All facets of Australia's education system have been touched by technology, but is it really improving the way students learn?
Written by Aimee Chanthadavong, Contributor

Teachers used to place ticks next to each student's name when they responded with a "here" during roll call, but these days, it's just a matter of clicking a button on a laptop.

Meanwhile, many chalkboards have been replaced by smartboards, interactive whiteboards that use touch detection in a similar manner to the way users interact with tablets.

And classroom excursions to the computer lab no longer need to happen, given that each student now owns a laptop, and uses it for more than just to play Where in the world is Carmen Sandiego?

These are the experiences that students and teachers of Melbourne's Methodist Ladies' College (MLC) have come to encounter in their classrooms.

MLC head of mathematics Linda Shardlow explained that the use of technologies in classrooms has in some ways improved the way interactions happen.
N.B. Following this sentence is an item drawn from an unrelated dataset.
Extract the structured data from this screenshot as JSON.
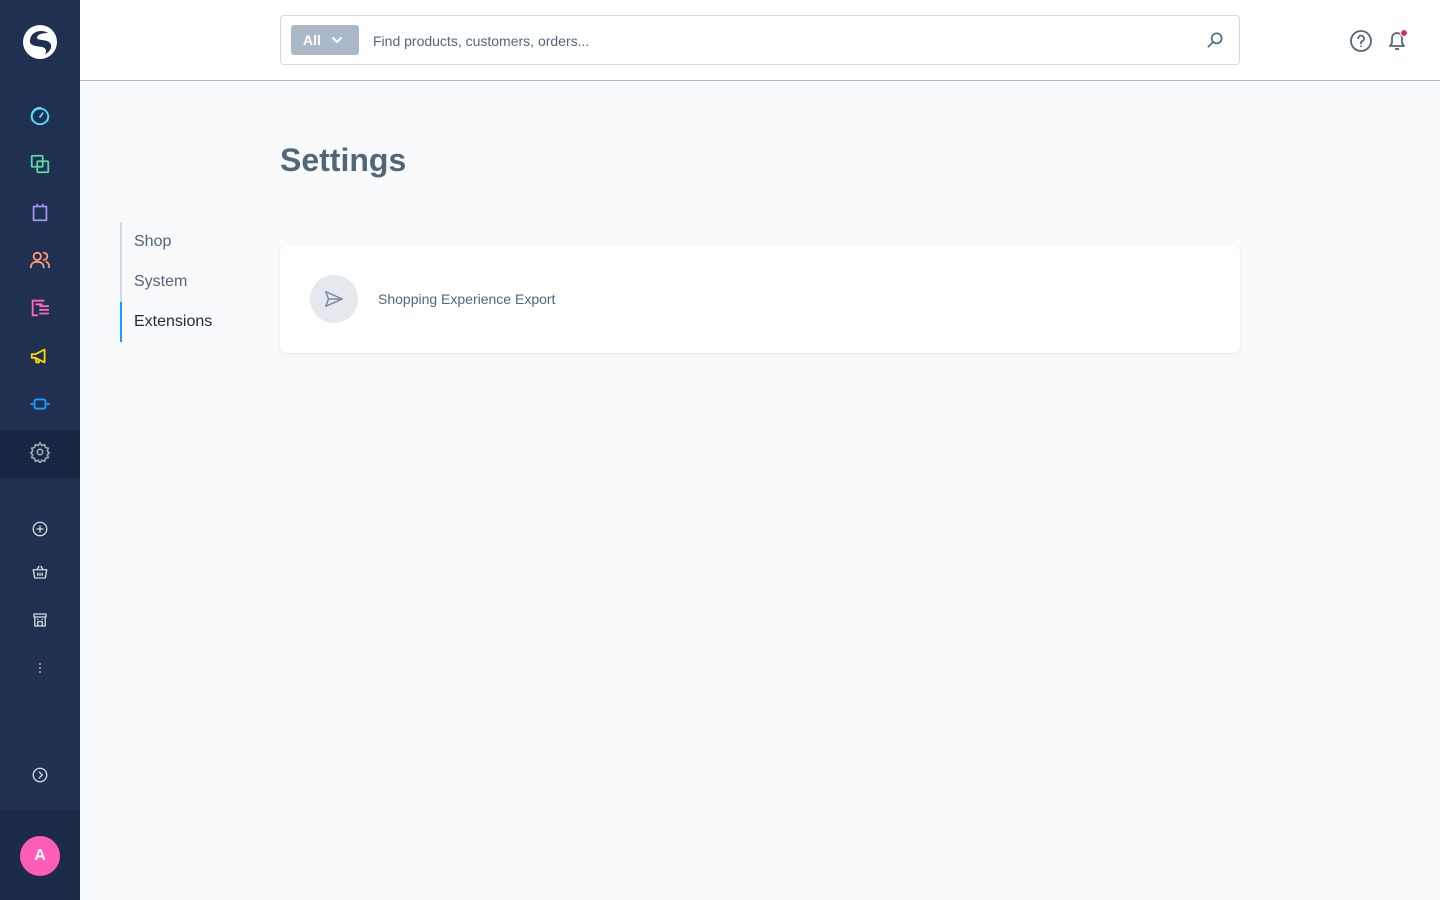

She said that teaching mathematics, for example, allows teachers to show students the connections between concepts more quickly, and work with larger values that occur in real-life problems.

"It's not about using the computer to do more complicated algebra calculations -- although they can -- it's more about students being able to learn more mathematics more deeply with the appropriate and responsible use of technology," she said.

"They can make and test conjectures. They can work at higher levels of generalisation or abstraction. They can focus on the ideas that underpin the discipline and work with the 'horrible and hairy' numbers, without compromising understanding."

Shardlow also pointed out that technology enables students to make more mistakes, which they can learn from, benefiting them in the long term.

"The immediacy of technology means students can try out more pathways to solution and learn from those that don't lead anywhere. Teachers can help students to see the benefits of taking calculated risks in their learning, reflecting on these, and moving forward faster than we have been able to do in the past," she said.

"Technologies also allow teachers to communicate much faster and more readily with learners. We can give feedback on a learning task, and we can email our students' families about their child's progress."

In realising the growing importance that technology plays in classrooms, the New South Wales government recently committed to spending AU$148 million to upgrade nearly 60 secondary schools, including Canley Vale High School, Hawkesbury High School, Taree High School, and Granville Boys High School.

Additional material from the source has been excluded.